Dorjezha Monastery, situated on a hilltop, blends well with the rock setting and is named after the rock known as Vraja, the green coloured gemstones found behind the monastery. The literal meaning of ‘Dorjezha’ is “Diamond Hill.” It was initially built on modest lines, on the right bank of the Yarlung River by a wealthy local man known as Doxie Dorje. The monastery was destroyed completely in 1717 during Zungar invasion of this area. It was, however, rebuilt in 1718. Further, the monastery was supported by the Fifth Dalai Lama and consequently, it underwent major improvements and became one of the famous monasteries of Tibet. At the peak of its popularity, 2000 monks of Nyingma sect resided here; it is known as the only ancestral monastery of the Sakyapa sect. It was substantially damaged during the Cultural Revolution. However, it was rebuilt in 1978. At present, 29 monks reside here, and most of them are from the Gonggar County, except one monk who is from Renbo County of Shigatse Prefecture. The Management system established is democratic, with each individual member of the Management Commission made responsible for particular tasks such as religious activities, finance and daily matters. It maintains close interaction with the Choqin Monastery (Dêgê County in Sichuan province) also of the Nyigma sect and both follow the same teaching and practicing of Buddhist tenets. In this monastery, the practice of the “Reincarnation of the Living Buddha” is followed and hence it has the name of Renchenqinmo Dorjeza Jambeilobsam Gyinmeinamzogyacho and the present Living Buddha is the 10th Reincarnation in this lineage, and as result this monastery has huge reputation among the adherents of Tibetan Buddhism.

- Mao Zedong statue
A large statue of Mao Zedong has been installed in the Gonggar County in Gonggar town. The statue was erected by contributions made by the people of Hunan Province, where Mao was born. The statue, erected in honour of the Chairman Mao, was in gratitude for the people of his hometown. The statue is erected on a 5.16 m pedestal is 7.1 m tall and weighs 35 tonnes and made in granite. It cost 480,000 yuan (US$60,000).

- Gyaideshiu town
Gyaideshiu town (also spelt Jiedexiu Town) is famous for the Gyaideshiu 'Bangdian' apron not only among women in Tibet but also is in demand in Nepal, India, Bhutan and Western Europe. The town is located in the county, 16 km to its east on the highway towards Zetang.
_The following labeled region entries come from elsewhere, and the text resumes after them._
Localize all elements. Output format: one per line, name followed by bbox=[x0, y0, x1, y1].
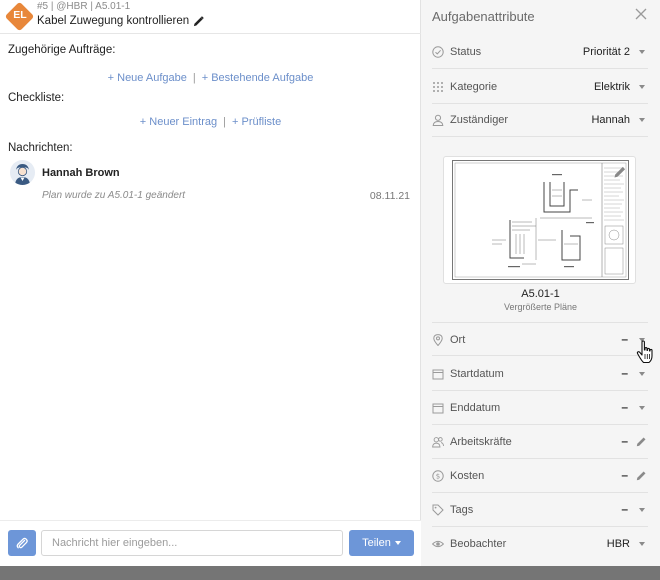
attr-status-value: Priorität 2 bbox=[582, 46, 630, 58]
attr-observers-label: Beobachter bbox=[450, 538, 507, 550]
user-avatar-icon bbox=[10, 160, 35, 185]
action-separator: | bbox=[192, 72, 196, 84]
messages-label: Nachrichten: bbox=[8, 142, 73, 154]
existing-task-link[interactable]: + Bestehende Aufgabe bbox=[202, 72, 314, 84]
checklist-actions: + Neuer Eintrag | + Prüfliste bbox=[0, 116, 421, 128]
attr-location[interactable]: Ort – bbox=[432, 322, 648, 356]
chevron-down-icon bbox=[639, 50, 645, 54]
paperclip-icon bbox=[16, 537, 28, 548]
people-icon bbox=[432, 437, 444, 448]
close-icon[interactable] bbox=[634, 7, 648, 21]
task-title[interactable]: Kabel Zuwegung kontrollieren bbox=[37, 15, 204, 27]
action-separator: | bbox=[223, 116, 226, 128]
attr-end-date-value: – bbox=[621, 400, 628, 414]
message-text: Plan wurde zu A5.01-1 geändert bbox=[42, 190, 186, 201]
checklist-template-link[interactable]: + Prüfliste bbox=[232, 116, 281, 128]
new-entry-link[interactable]: + Neuer Eintrag bbox=[140, 116, 217, 128]
attr-category-value: Elektrik bbox=[593, 81, 630, 93]
chevron-down-icon bbox=[639, 372, 645, 376]
attr-costs-value: – bbox=[621, 468, 628, 482]
attr-workers-value: – bbox=[621, 434, 628, 448]
calendar-icon bbox=[432, 369, 444, 380]
grid-dots-icon bbox=[433, 82, 443, 92]
pencil-icon[interactable] bbox=[193, 15, 204, 27]
pencil-icon[interactable] bbox=[636, 436, 647, 447]
new-task-link[interactable]: + Neue Aufgabe bbox=[108, 72, 187, 84]
attr-location-value: – bbox=[621, 332, 628, 346]
attr-location-label: Ort bbox=[450, 334, 466, 346]
attr-start-date-value: – bbox=[621, 366, 628, 380]
attach-button[interactable] bbox=[8, 530, 36, 556]
attr-workers-label: Arbeitskräfte bbox=[450, 436, 512, 448]
chevron-down-icon bbox=[639, 406, 645, 410]
category-badge: EL bbox=[4, 1, 35, 32]
attr-assignee-value: Hannah bbox=[591, 114, 630, 126]
plan-preview[interactable] bbox=[443, 156, 636, 284]
attr-observers[interactable]: Beobachter HBR bbox=[432, 527, 648, 561]
checklist-label: Checkliste: bbox=[8, 92, 65, 104]
task-title-text: Kabel Zuwegung kontrollieren bbox=[37, 15, 190, 27]
category-badge-label: EL bbox=[13, 9, 27, 21]
message-composer: Teilen bbox=[0, 520, 421, 566]
attr-assignee-label: Zuständiger bbox=[450, 114, 509, 126]
share-button[interactable]: Teilen bbox=[349, 530, 414, 556]
person-icon bbox=[432, 114, 444, 126]
attr-costs[interactable]: $ Kosten – bbox=[432, 459, 648, 493]
panel-title: Aufgabenattribute bbox=[432, 9, 535, 24]
related-orders-label: Zugehörige Aufträge: bbox=[8, 44, 116, 56]
calendar-icon bbox=[432, 403, 444, 414]
pencil-icon[interactable] bbox=[636, 470, 647, 481]
attr-start-date[interactable]: Startdatum – bbox=[432, 357, 648, 391]
task-header: EL #5 | @HBR | A5.01-1 Kabel Zuwegung ko… bbox=[0, 0, 421, 34]
backdrop-strip bbox=[0, 566, 660, 580]
chevron-down-icon bbox=[639, 508, 645, 512]
svg-text:$: $ bbox=[436, 473, 440, 481]
plan-name: A5.01-1 bbox=[521, 288, 560, 300]
tag-icon bbox=[432, 504, 444, 516]
eye-icon bbox=[432, 540, 444, 548]
check-circle-icon bbox=[432, 46, 444, 58]
task-identifier: #5 | @HBR | A5.01-1 bbox=[37, 1, 131, 12]
attr-workers[interactable]: Arbeitskräfte – bbox=[432, 425, 648, 459]
plan-subtitle: Vergrößerte Pläne bbox=[503, 302, 578, 312]
attr-tags-label: Tags bbox=[450, 504, 474, 516]
attr-status-label: Status bbox=[450, 46, 482, 58]
chevron-down-icon bbox=[639, 85, 645, 89]
task-main-pane: EL #5 | @HBR | A5.01-1 Kabel Zuwegung ko… bbox=[0, 0, 421, 566]
message-author: Hannah Brown bbox=[42, 167, 120, 179]
pin-icon bbox=[433, 334, 443, 346]
attr-category[interactable]: Kategorie Elektrik bbox=[432, 70, 648, 104]
attr-status[interactable]: Status Priorität 2 bbox=[432, 35, 648, 69]
attr-assignee[interactable]: Zuständiger Hannah bbox=[432, 103, 648, 137]
attr-tags-value: – bbox=[621, 502, 628, 516]
attr-costs-label: Kosten bbox=[450, 470, 485, 482]
attr-tags[interactable]: Tags – bbox=[432, 493, 648, 527]
attr-observers-value: HBR bbox=[606, 538, 630, 550]
task-detail-window: EL #5 | @HBR | A5.01-1 Kabel Zuwegung ko… bbox=[0, 0, 660, 566]
attr-end-date[interactable]: Enddatum – bbox=[432, 391, 648, 425]
plan-thumbnail bbox=[452, 160, 629, 280]
attr-start-date-label: Startdatum bbox=[450, 368, 504, 380]
chevron-down-icon bbox=[639, 118, 645, 122]
chevron-down-icon bbox=[394, 541, 401, 545]
attr-end-date-label: Enddatum bbox=[450, 402, 501, 414]
dollar-circle-icon: $ bbox=[432, 470, 444, 482]
attr-category-label: Kategorie bbox=[450, 81, 498, 93]
avatar bbox=[10, 160, 35, 185]
attributes-panel: Aufgabenattribute Status Priorität 2 Kat… bbox=[421, 0, 660, 566]
chevron-down-icon bbox=[639, 542, 645, 546]
pencil-icon[interactable] bbox=[613, 165, 627, 179]
share-button-label: Teilen bbox=[362, 537, 391, 549]
message-input[interactable] bbox=[41, 530, 343, 556]
related-orders-actions: + Neue Aufgabe | + Bestehende Aufgabe bbox=[0, 72, 421, 84]
message-date: 08.11.21 bbox=[369, 190, 410, 202]
hand-pointer-icon bbox=[636, 340, 653, 364]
Bangdian" is an apron of China's Tibetan ethnic group with historic heritage of 1,500 years of hand weaving. This weaving technique is designated as "China's state-level intangible cultural heritage."

==Transport==
There are two National Highways passing through the county, apart from several rural network of roads. The county is also famous for the Lhasa Gonggar Airport.